The two forms developed independently due to differences of geography and history. Canon law in the West was influenced by Roman law which viewed marriage in terms of contract.
As long as parties did something in public to make a contract, that was sufficient. (Clandestine marriages were always a problem, and another aspect of the issue.)
However, there was a debate in the twelfth century about what the efficient cause of marriage was. Theologians in the “Paris school,” such as Peter Lombard held to a principle of Roman law, Nuptias non concubitus, sed consensus, facit. In Italy, the “Bologna school,” including jurists such as Gratian, held to a principal of German law, that consumation made the marriage. A former canonist Rolando Bandinelli, who came from the school of Paris, “resolved” the issue as Pope Alexander III (1159-1181). He held consent makes marriage, but it may be dissolved for a just cause (e.g., religious vows) before consummation; only a marriage ratum (rightly made) et consummatum (consummated) is totally indissoluble.
However it was the Council of Trent (1545-1563) which began to specify the form of marriage in Tametsi, requiring marriages to be contracted before one’s own pastor, or another priest delegated by him, and at least two witnesses. Before that, such weddings were valid but illicit (in general, I am simplying). Subsequently, the required form went through some permutations until the present.
The Eastern Churches took a different journey with the focus on the blessing which an Eastern Catholic could detail much better and more correctly than I.

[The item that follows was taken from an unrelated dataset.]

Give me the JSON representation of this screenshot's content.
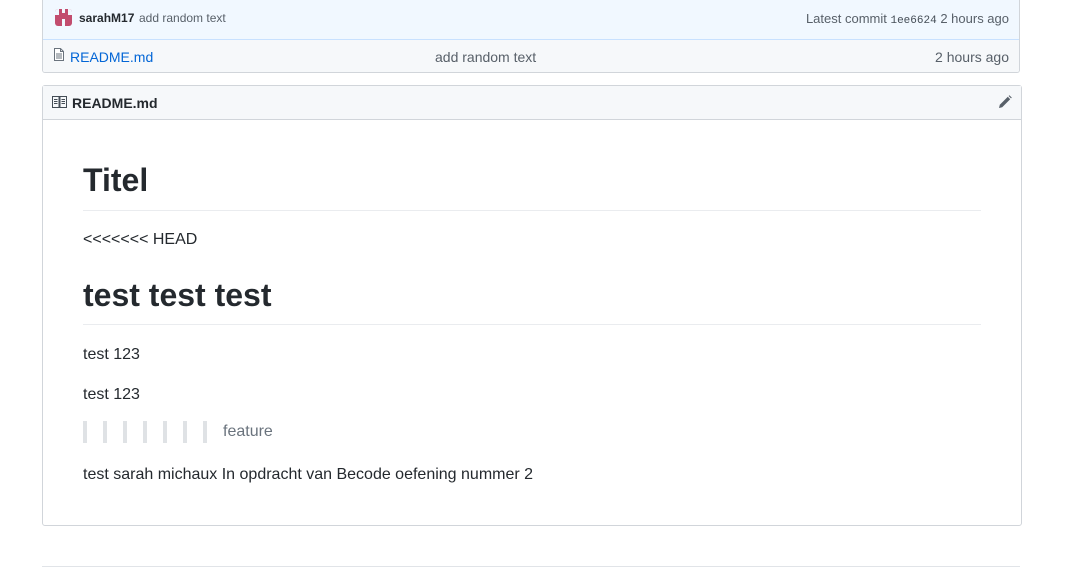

The imposition of a form of marriage is by ecclesiastical law and not by divine law. Hence the legislator (the Supreme Pontiff) provides for the proper traditions of the different Churches sui iuris to diverge. Respect for the patrimonies of West and East, I think, reconciles the differences. It’s not entirely dissimilar from the use of unleavened bread in the West but leavened bread in the East. But that’s just a rough use of analogy on my part.